Assessment and monitoring

Healthcare professionals working in universal services and those caring for women in mental health services should:


  • Assess the level of contact and support needed by women with a mental health problem (current or past) and those at risk of developing one

  • Agree the level of contact and support with each woman, including those who are not having treatment for a mental health problem

  • Monitor regularly for symptoms throughout pregnancy and the postnatal period, particularly in the first few weeks after childbirth

Symptoms can be monitored by using validated self-report questionnaires, such as the EPDS, PHQ or the 7-item GAD scale, that are screening techniques aiming to identify women for whom further comprehensive clinical assessment is needed.
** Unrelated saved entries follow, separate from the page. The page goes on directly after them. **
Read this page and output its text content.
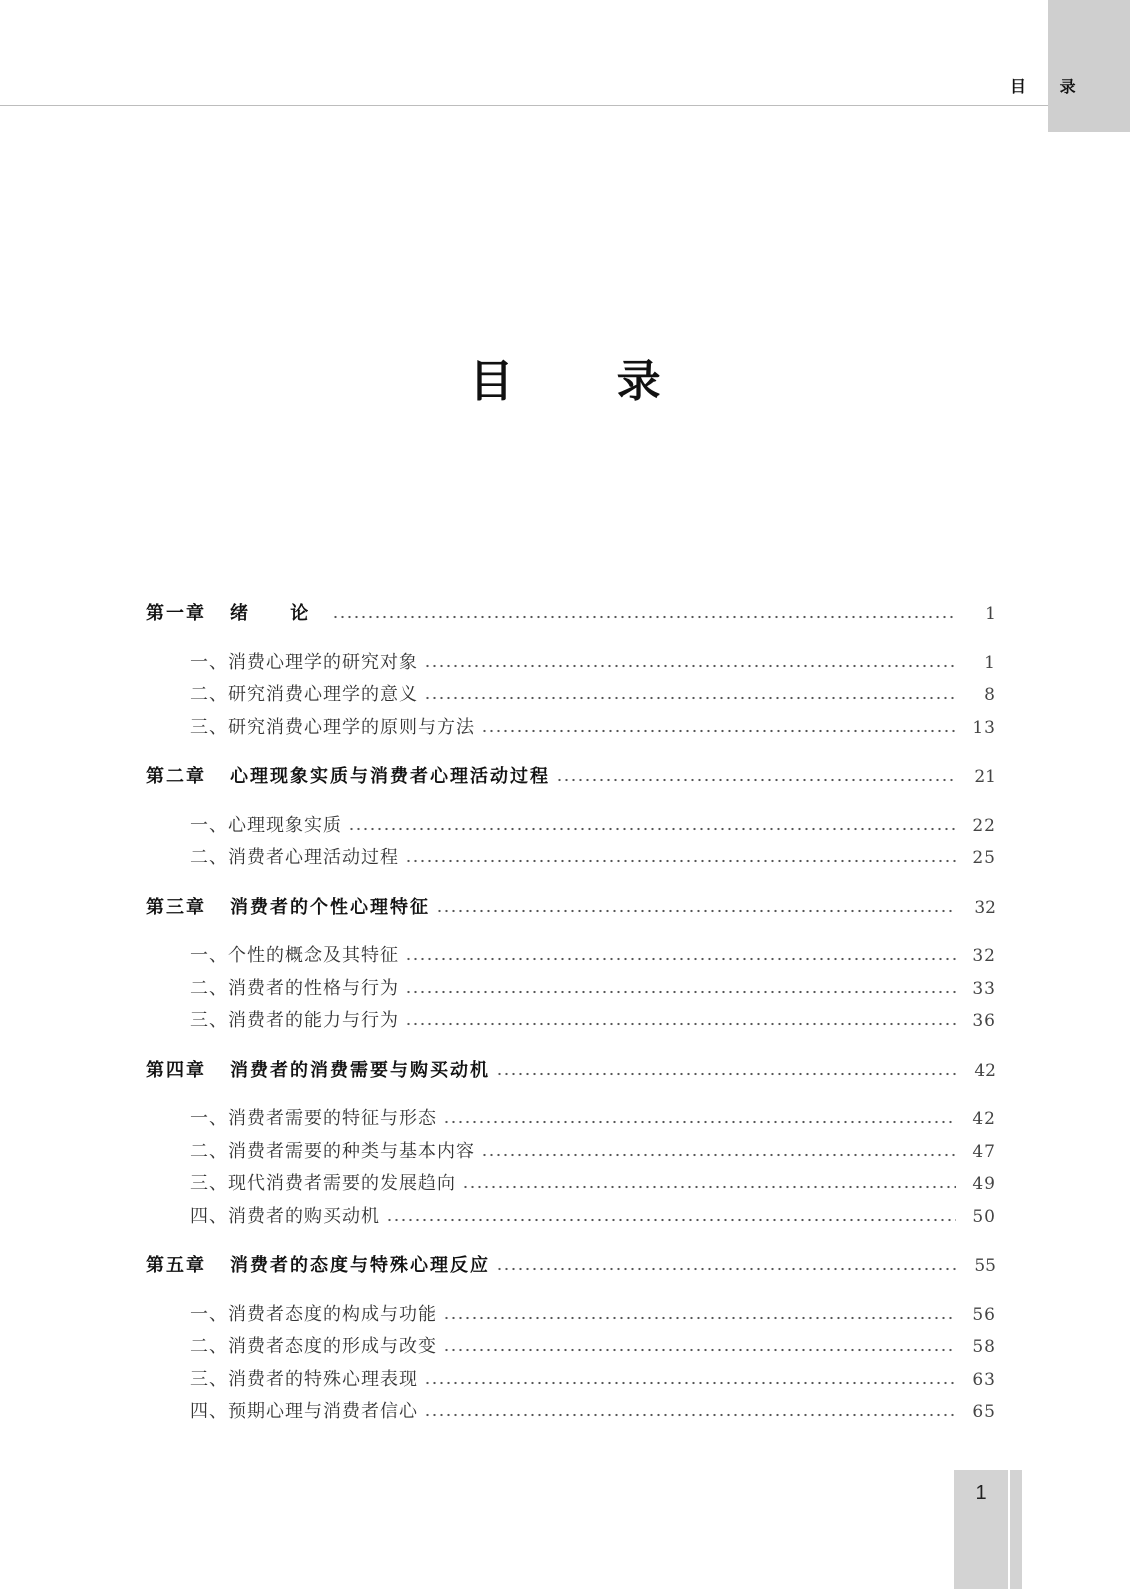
目 录
目 录
第一章	绪 论	1
一、消费心理学的研究对象	1
二、研究消费心理学的意义	8
三、研究消费心理学的原则与方法	13
第二章	心理现象实质与消费者心理活动过程	21
一、心理现象实质	22
二、消费者心理活动过程	25
第三章	消费者的个性心理特征	32
一、个性的概念及其特征	32
二、消费者的性格与行为	33
三、消费者的能力与行为	36
第四章	消费者的消费需要与购买动机	42
一、消费者需要的特征与形态	42
二、消费者需要的种类与基本内容	47
三、现代消费者需要的发展趋向	49
四、消费者的购买动机	50
第五章	消费者的态度与特殊心理反应	55
一、消费者态度的构成与功能	56
二、消费者态度的形成与改变	58
三、消费者的特殊心理表现	63
四、预期心理与消费者信心	65
1
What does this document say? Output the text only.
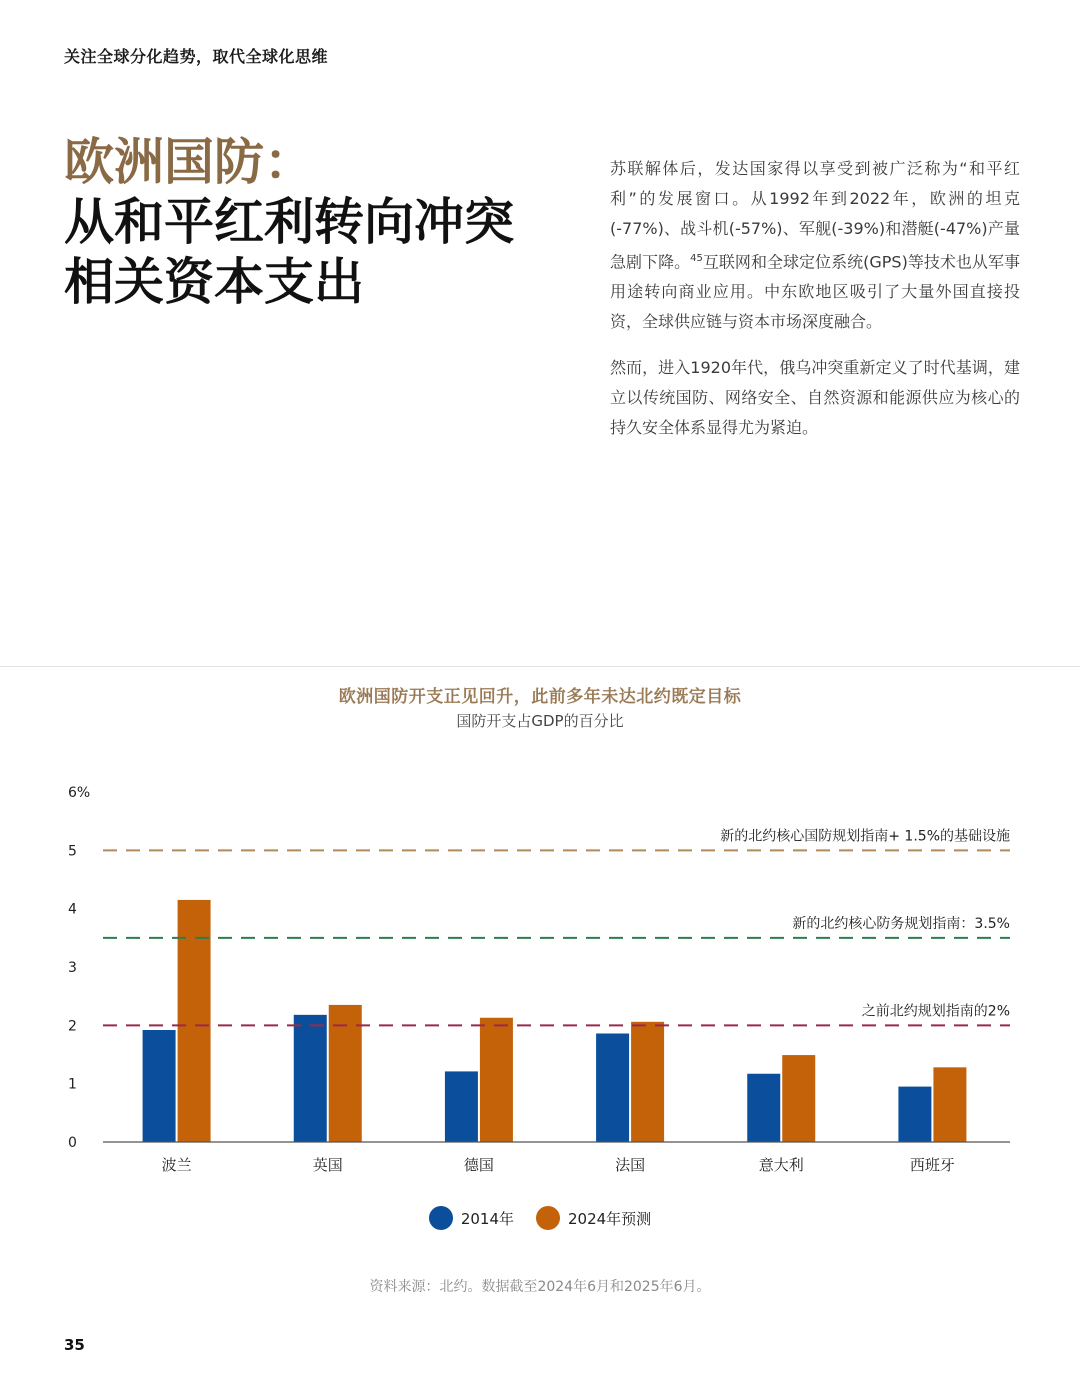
关注全球分化趋势，取代全球化思维
欧洲国防：
从和平红利转向冲突
相关资本支出

苏联解体后，发达国家得以享受到被广泛称为“和平红利”的发展窗口。从1992年到2022年，欧洲的坦克(-77%)、战斗机(-57%)、军舰(-39%)和潜艇(-47%)产量急剧下降。$^{45}$互联网和全球定位系统(GPS)等技术也从军事用途转向商业应用。中东欧地区吸引了大量外国直接投资，全球供应链与资本市场深度融合。

然而，进入1920年代，俄乌冲突重新定义了时代基调，建立以传统国防、网络安全、自然资源和能源供应为核心的持久安全体系显得尤为紧迫。

欧洲国防开支正见回升，此前多年未达北约既定目标
国防开支占GDP的百分比
0
1
2
3
4
5
6%
波兰	英国	德国	法国	意大利	西班牙
新的北约核心国防规划指南+ 1.5%的基础设施
新的北约核心防务规划指南：3.5%
之前北约规划指南的2%
2014年	2024年预测
资料来源：北约。数据截至2024年6月和2025年6月。
35
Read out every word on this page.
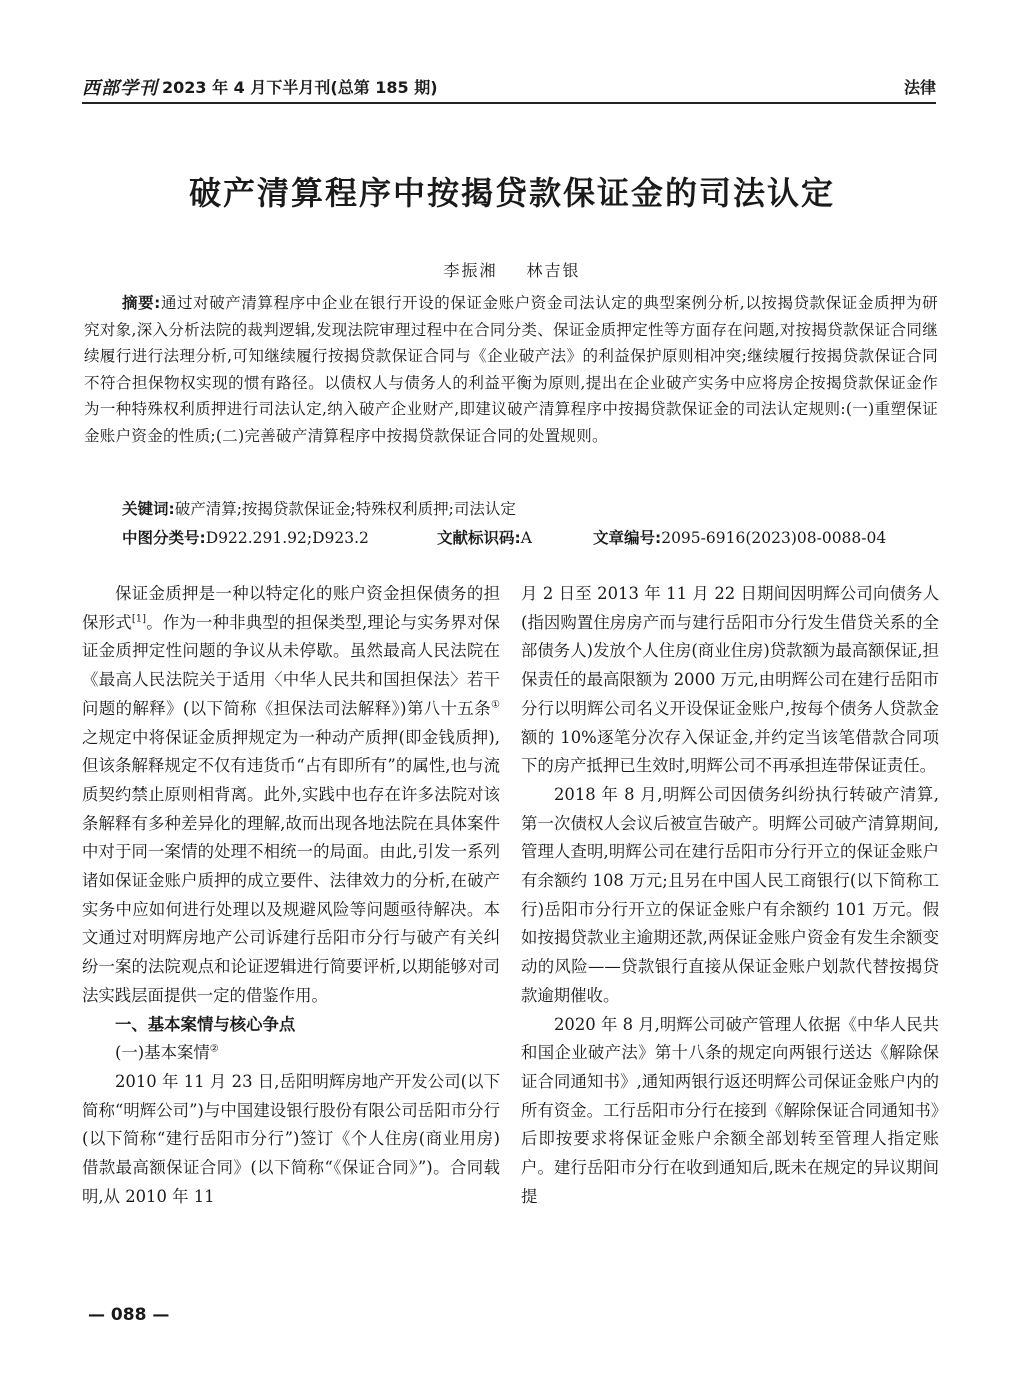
西部学刊 2023 年 4 月下半月刊(总第 185 期)	法律
破产清算程序中按揭贷款保证金的司法认定
李振湘 林吉银
摘要:通过对破产清算程序中企业在银行开设的保证金账户资金司法认定的典型案例分析,以按揭贷款保证金质押为研究对象,深入分析法院的裁判逻辑,发现法院审理过程中在合同分类、保证金质押定性等方面存在问题,对按揭贷款保证合同继续履行进行法理分析,可知继续履行按揭贷款保证合同与《企业破产法》的利益保护原则相冲突;继续履行按揭贷款保证合同不符合担保物权实现的惯有路径。以债权人与债务人的利益平衡为原则,提出在企业破产实务中应将房企按揭贷款保证金作为一种特殊权利质押进行司法认定,纳入破产企业财产,即建议破产清算程序中按揭贷款保证金的司法认定规则:(一)重塑保证金账户资金的性质;(二)完善破产清算程序中按揭贷款保证合同的处置规则。
关键词:破产清算;按揭贷款保证金;特殊权利质押;司法认定
中图分类号:D922.291.92;D923.2	文献标识码:A	文章编号:2095-6916(2023)08-0088-04

保证金质押是一种以特定化的账户资金担保债务的担保形式[1]。作为一种非典型的担保类型,理论与实务界对保证金质押定性问题的争议从未停歇。虽然最高人民法院在《最高人民法院关于适用〈中华人民共和国担保法〉若干问题的解释》(以下简称《担保法司法解释》)第八十五条①之规定中将保证金质押规定为一种动产质押(即金钱质押),但该条解释规定不仅有违货币“占有即所有”的属性,也与流质契约禁止原则相背离。此外,实践中也存在许多法院对该条解释有多种差异化的理解,故而出现各地法院在具体案件中对于同一案情的处理不相统一的局面。由此,引发一系列诸如保证金账户质押的成立要件、法律效力的分析,在破产实务中应如何进行处理以及规避风险等问题亟待解决。本文通过对明辉房地产公司诉建行岳阳市分行与破产有关纠纷一案的法院观点和论证逻辑进行简要评析,以期能够对司法实践层面提供一定的借鉴作用。

一、基本案情与核心争点
(一)基本案情②

2010 年 11 月 23 日,岳阳明辉房地产开发公司(以下简称“明辉公司”)与中国建设银行股份有限公司岳阳市分行(以下简称“建行岳阳市分行”)签订《个人住房(商业用房)借款最高额保证合同》(以下简称“《保证合同》”)。合同载明,从 2010 年 11

月 2 日至 2013 年 11 月 22 日期间因明辉公司向债务人(指因购置住房房产而与建行岳阳市分行发生借贷关系的全部债务人)发放个人住房(商业住房)贷款额为最高额保证,担保责任的最高限额为 2000 万元,由明辉公司在建行岳阳市分行以明辉公司名义开设保证金账户,按每个债务人贷款金额的 10%逐笔分次存入保证金,并约定当该笔借款合同项下的房产抵押已生效时,明辉公司不再承担连带保证责任。

2018 年 8 月,明辉公司因债务纠纷执行转破产清算,第一次债权人会议后被宣告破产。明辉公司破产清算期间,管理人查明,明辉公司在建行岳阳市分行开立的保证金账户有余额约 108 万元;且另在中国人民工商银行(以下简称工行)岳阳市分行开立的保证金账户有余额约 101 万元。假如按揭贷款业主逾期还款,两保证金账户资金有发生余额变动的风险——贷款银行直接从保证金账户划款代替按揭贷款逾期催收。

2020 年 8 月,明辉公司破产管理人依据《中华人民共和国企业破产法》第十八条的规定向两银行送达《解除保证合同通知书》,通知两银行返还明辉公司保证金账户内的所有资金。工行岳阳市分行在接到《解除保证合同通知书》后即按要求将保证金账户余额全部划转至管理人指定账户。建行岳阳市分行在收到通知后,既未在规定的异议期间提

— 088 —
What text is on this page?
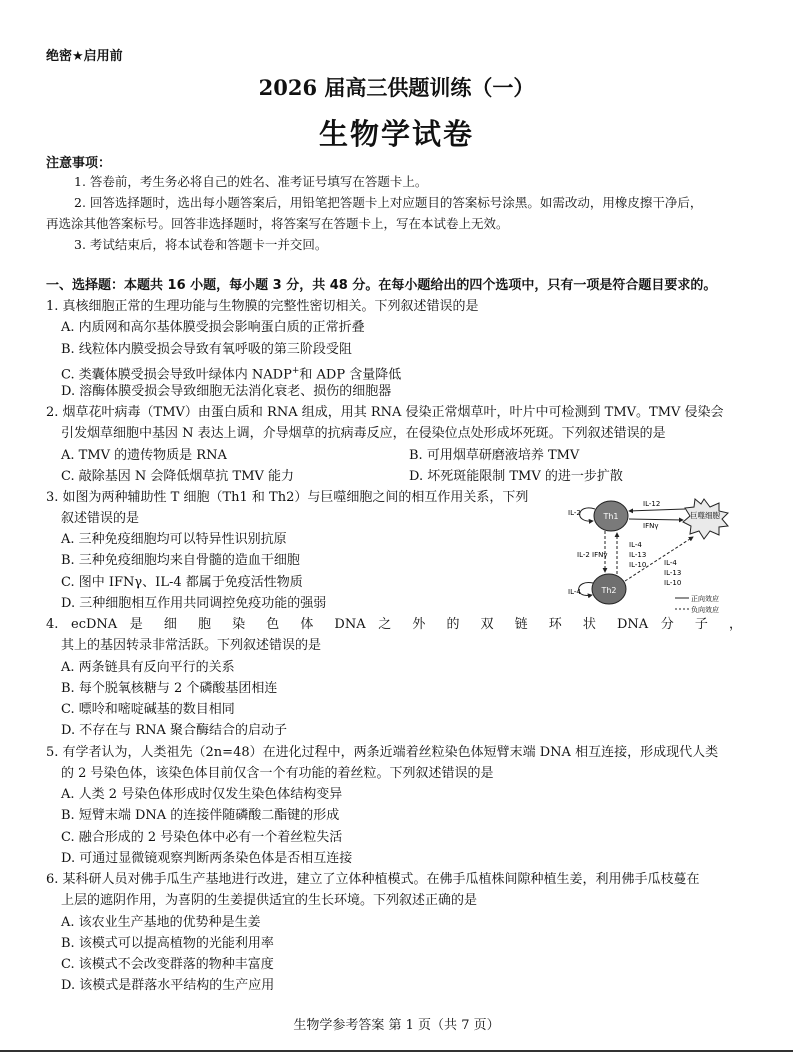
绝密★启用前
2026 届高三供题训练（一）
生物学试卷
注意事项：
1. 答卷前，考生务必将自己的姓名、准考证号填写在答题卡上。
2. 回答选择题时，选出每小题答案后，用铅笔把答题卡上对应题目的答案标号涂黑。如需改动，用橡皮擦干净后，
再选涂其他答案标号。回答非选择题时，将答案写在答题卡上，写在本试卷上无效。
3. 考试结束后，将本试卷和答题卡一并交回。
一、选择题：本题共 16 小题，每小题 3 分，共 48 分。在每小题给出的四个选项中，只有一项是符合题目要求的。
1. 真核细胞正常的生理功能与生物膜的完整性密切相关。下列叙述错误的是
A. 内质网和高尔基体膜受损会影响蛋白质的正常折叠
B. 线粒体内膜受损会导致有氧呼吸的第三阶段受阻
C. 类囊体膜受损会导致叶绿体内 NADP+和 ADP 含量降低
D. 溶酶体膜受损会导致细胞无法消化衰老、损伤的细胞器
2. 烟草花叶病毒（TMV）由蛋白质和 RNA 组成，用其 RNA 侵染正常烟草叶，叶片中可检测到 TMV。TMV 侵染会
引发烟草细胞中基因 N 表达上调，介导烟草的抗病毒反应，在侵染位点处形成坏死斑。下列叙述错误的是
A. TMV 的遗传物质是 RNA	B. 可用烟草研磨液培养 TMV
C. 敲除基因 N 会降低烟草抗 TMV 能力	D. 坏死斑能限制 TMV 的进一步扩散
3. 如图为两种辅助性 T 细胞（Th1 和 Th2）与巨噬细胞之间的相互作用关系，下列
叙述错误的是
A. 三种免疫细胞均可以特异性识别抗原
B. 三种免疫细胞均来自骨髓的造血干细胞
C. 图中 IFNγ、IL-4 都属于免疫活性物质
D. 三种细胞相互作用共同调控免疫功能的强弱
Th1
Th2
巨噬细胞
IL-2
IL-4
IL-12
IFNγ
IL-2 IFNγ
IL-4
IL-13
IL-10	IL-4
IL-13
IL-10
正向效应
负向效应
4. ecDNA 是 细 胞 染 色 体 DNA 之 外 的 双 链 环 状 DNA 分 子 ，
其上的基因转录非常活跃。下列叙述错误的是
A. 两条链具有反向平行的关系
B. 每个脱氧核糖与 2 个磷酸基团相连
C. 嘌呤和嘧啶碱基的数目相同
D. 不存在与 RNA 聚合酶结合的启动子
5. 有学者认为，人类祖先（2n=48）在进化过程中，两条近端着丝粒染色体短臂末端 DNA 相互连接，形成现代人类
的 2 号染色体，该染色体目前仅含一个有功能的着丝粒。下列叙述错误的是
A. 人类 2 号染色体形成时仅发生染色体结构变异
B. 短臂末端 DNA 的连接伴随磷酸二酯键的形成
C. 融合形成的 2 号染色体中必有一个着丝粒失活
D. 可通过显微镜观察判断两条染色体是否相互连接
6. 某科研人员对佛手瓜生产基地进行改进，建立了立体种植模式。在佛手瓜植株间隙种植生姜，利用佛手瓜枝蔓在
上层的遮阴作用，为喜阴的生姜提供适宜的生长环境。下列叙述正确的是
A. 该农业生产基地的优势种是生姜
B. 该模式可以提高植物的光能利用率
C. 该模式不会改变群落的物种丰富度
D. 该模式是群落水平结构的生产应用
生物学参考答案 第 1 页（共 7 页）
Information about the PHQ-9 and GAD-7 scales and links to tests are available on the Efficacy website.

The booking appointment:

This booking appointment is the first official antenatal appointment. Mums will be asked for lots of information about their health and they will get lots of information about pregnancy


The Pregnancy and Post-birth Wellbeing Plan:

The Wellbeing Plan is a 2-page plan, endorsed by NICE, that helps mums start thinking about how they feel emotionally and what support they might need in their pregnancy and after the birth.

Mental health assessment in the perinatal period forms part of a wider holistic assessment of family needs that is usually undertaken by a midwife at the first booking appointment and by health visitors during their antenatal contact from 28 weeks of pregnancy, and at subsequent postnatal visits.


There is an increased emphasis in the NHS Long Term Plan and PHE Commissioning Guidance for the Healthy Child Programme for all professionals to consider assessment of paternal as well as maternal mental health and wellbeing.’